A succession plan for your business can often be a forgotten component of planning for the future. But it’s an essential step to ensure that your business continues to succeed and the legacy you’ve worked your life to build lives on.
— Sandy Young
Vice President, Wealth Management / Trust
TheBANK of Edwardsville
As a business owner, you’ve invested so much into making your business successful – hard work, time, money, energy.
It’s truly hard to imagine your business without you. But chances are there will come a day when someone else will take the reins. And a seamless succession plan, one carefully and thoughtfully devised well in advance, is essential to making sure your business enjoys continued success for generations to come.
Harder Than It Sounds
The facts are a bit grim. Only 30% of privately held businesses survive into the second generation, and less than 15% survive into the third, according to Nuveen Investments. A well-planned transition strategy can help you avoid this common pitfall.
For many hardworking business owners, succession planning represents the notion they can be replaced – a pretty uncomfortable scenario. Perhaps that explains why only 3% of business owners surveyed for the 2011 U.S. Trust Insights report on Wealth and Worth had formal succession plans as part of their estate-planning documents.
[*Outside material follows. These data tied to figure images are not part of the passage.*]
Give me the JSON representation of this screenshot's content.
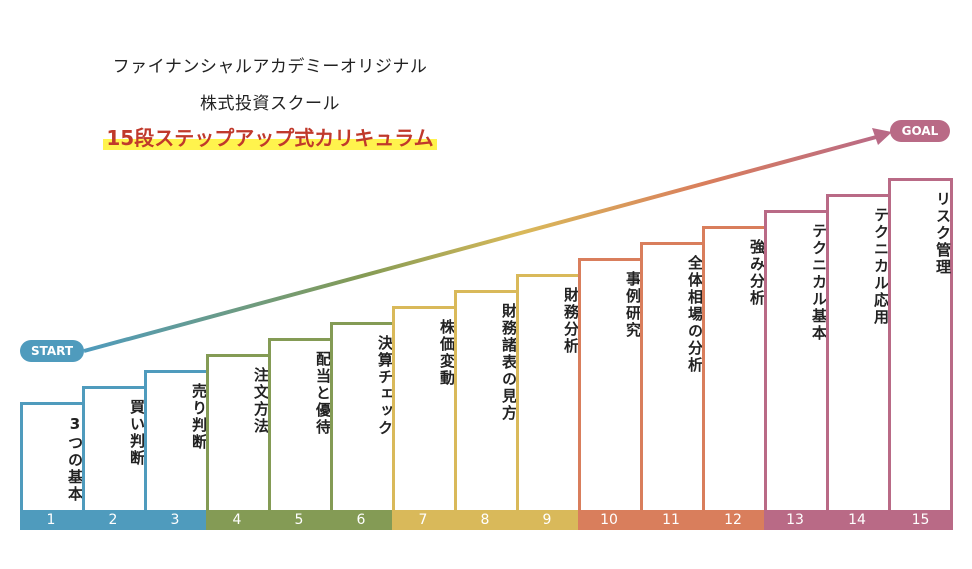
{
  "header": {
    "line1": "ファイナンシャルアカデミーオリジナル",
    "line2": "株式投資スクール",
    "line3": "15段ステップアップ式カリキュラム"
  },
  "start_label": "START",
  "goal_label": "GOAL",
  "steps": [
    {
      "num": "1",
      "label": "3つの基本",
      "color": "#4f9bbd"
    },
    {
      "num": "2",
      "label": "買い判断",
      "color": "#4f9bbd"
    },
    {
      "num": "3",
      "label": "売り判断",
      "color": "#4f9bbd"
    },
    {
      "num": "4",
      "label": "注文方法",
      "color": "#849b55"
    },
    {
      "num": "5",
      "label": "配当と優待",
      "color": "#849b55"
    },
    {
      "num": "6",
      "label": "決算チェック",
      "color": "#849b55"
    },
    {
      "num": "7",
      "label": "株価変動",
      "color": "#d9b95a"
    },
    {
      "num": "8",
      "label": "財務諸表の見方",
      "color": "#d9b95a"
    },
    {
      "num": "9",
      "label": "財務分析",
      "color": "#d9b95a"
    },
    {
      "num": "10",
      "label": "事例研究",
      "color": "#d97e5c"
    },
    {
      "num": "11",
      "label": "全体相場の分析",
      "color": "#d97e5c"
    },
    {
      "num": "12",
      "label": "強み分析",
      "color": "#d97e5c"
    },
    {
      "num": "13",
      "label": "テクニカル基本",
      "color": "#b96a86"
    },
    {
      "num": "14",
      "label": "テクニカル応用",
      "color": "#b96a86"
    },
    {
      "num": "15",
      "label": "リスク管理",
      "color": "#b96a86"
    }
  ]
}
But in the manner estate planning helps protect your loved ones and assure your wishes are carried out as you intend, a succession plan does the same for your business if for any reason you are no longer there. In short, it safeguards your legacy.
A thorough succession plan considers not only your exit from the business, but also your retirement needs and personal estate. It provides for an orderly transition of management and the passing of control of the business. It also avoids the potential pitfalls of loved ones having to make difficult decisions during stressful times, or leaving the future of your business to happenstance.
Did you know?
Drafting a succession plan now can help your business stand the test of time.
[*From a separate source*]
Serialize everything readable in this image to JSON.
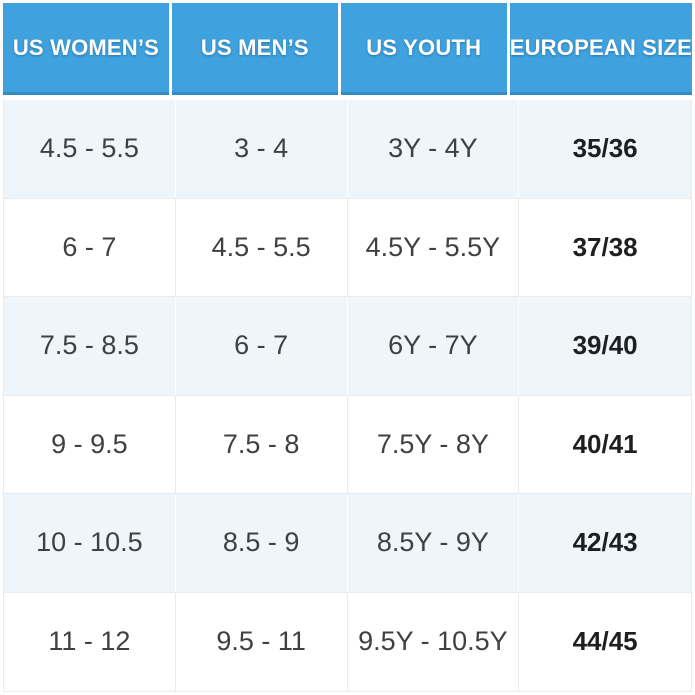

And it’s never too early to start thinking things through. And it’s never too early to start thinking things through.
With your professional advisors, consider these questions:
- How can you protect your business and benefits in order to hedge catastrophe and ensure future continuity?
- With retirement on the horizon, how can you gracefully exit the business and realize the maximum value for your hard work?
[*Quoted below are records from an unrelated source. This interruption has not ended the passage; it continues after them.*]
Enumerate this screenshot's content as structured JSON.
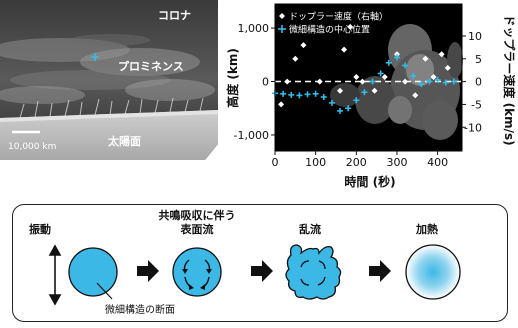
{
  "image_labels": {
    "corona": "コロナ",
    "prominence": "プロミネンス",
    "surface": "太陽面",
    "scale_bar": "10,000 km"
  },
  "chart_data": {
    "type": "scatter",
    "xlabel": "時間 (秒)",
    "ylabel_left": "高度 (km)",
    "ylabel_right": "ドップラー速度 (km/s)",
    "x_ticks": [
      "0",
      "100",
      "200",
      "300",
      "400"
    ],
    "y_left_ticks": [
      "1,000",
      "0",
      "-1,000"
    ],
    "y_right_ticks": [
      "10",
      "5",
      "0",
      "-5",
      "-10"
    ],
    "xlim": [
      0,
      460
    ],
    "ylim_left": [
      -1300,
      1450
    ],
    "ylim_right": [
      -15.2,
      17
    ],
    "legend": [
      "ドップラー速度（右軸）",
      "微細構造の中心位置"
    ],
    "legend_position": "top-left",
    "series": [
      {
        "name": "ドップラー速度（右軸）",
        "axis": "right",
        "marker": "diamond",
        "color": "#ffffff",
        "x": [
          15,
          30,
          50,
          70,
          110,
          160,
          170,
          185,
          200,
          215,
          245,
          270,
          300,
          320,
          345,
          370,
          390,
          410,
          425
        ],
        "y": [
          -5,
          0,
          5,
          8,
          0,
          -2,
          7,
          12,
          1,
          0,
          -2,
          1,
          6,
          0,
          -3,
          5,
          1,
          6,
          3
        ]
      },
      {
        "name": "微細構造の中心位置",
        "axis": "left",
        "marker": "plus",
        "color": "#33bbe8",
        "x": [
          0,
          20,
          40,
          60,
          80,
          100,
          120,
          140,
          160,
          180,
          200,
          220,
          240,
          260,
          280,
          300,
          320,
          340,
          360,
          380,
          400,
          420,
          440
        ],
        "y": [
          -220,
          -230,
          -250,
          -260,
          -240,
          -230,
          -290,
          -400,
          -550,
          -500,
          -350,
          -200,
          0,
          150,
          350,
          450,
          300,
          100,
          -50,
          0,
          30,
          -20,
          0
        ]
      }
    ]
  },
  "flow": {
    "oscillation_label": "振動",
    "surface_flow_label": "共鳴吸収に伴う\n表面流",
    "turbulence_label": "乱流",
    "heating_label": "加熱",
    "cross_section_label": "微細構造の断面"
  },
  "colors": {
    "accent": "#3cb8e6",
    "dark": "#111111"
  }
}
- What if something happened to you unexpectedly? Have you created an effective contingency plan that protects your staff and customers?
You may want to groom an heir from within the family, groom someone outside the family, consider an outright sale, or have an expert take over until your chosen heir is old enough or fully prepared. Any one of those scenarios takes time to develop.
The financial implications of business succession are complex, but you and your financial advisor can tap into several strategies to help you refine your plan.Here are a few examples:
- Sale to Intentionally defective grantor trust (IDGT) – Don’t let the name throw you off. A sale to an IDGT is a sophisticated planning strategy to transfer assets from one generation to another, while minimizing income, estate and gift tax liabilities. Families with closely held businesses structured as partnerships or S corporations may find it particularly helpful as they smooth transfers to your heir without incurring gift or capital gains taxes on the sale and shift the value of the assets out of the grantor’s estate.
- Grantor retained annuity trust (GRAT) – A GRAT can help insulate assets that you expect to appreciate significantly from being overly taxed, and can create a meaningful difference in net proceeds for business owners contemplating a sale or transfer. This is one technique that can transfer wealth with little practical impact on the underlying transaction, yet with substantial wealth transfer results.
- Self-canceling installment note (SCIN) and intra-family loan – When you use an SCIN to finance the sale of your business interest, the buyer promises to make payments of portions of the sale price to you for a specified period of time. If the seller dies before payment in full on the note, the note is cancelled and no further payments need to be made to the seller’s estate or beneficiaries. Selling a business interest to a family member in a lower tax bracket using an SCIN may allow for a reduction in overall family tax liability. An intra-family loan can be used in coordination with an SCIN.
Putting a plan in place means you and your business are prepared come what may, even in the case of disability or an untimely death. But it’s not just about being prepared in an emergency. It’s about sustainability.
While these can be difficult conversations to have with family members and business associates, they can actually bring comfort – knowing everyone is on the same page when it comes to the future success of your business.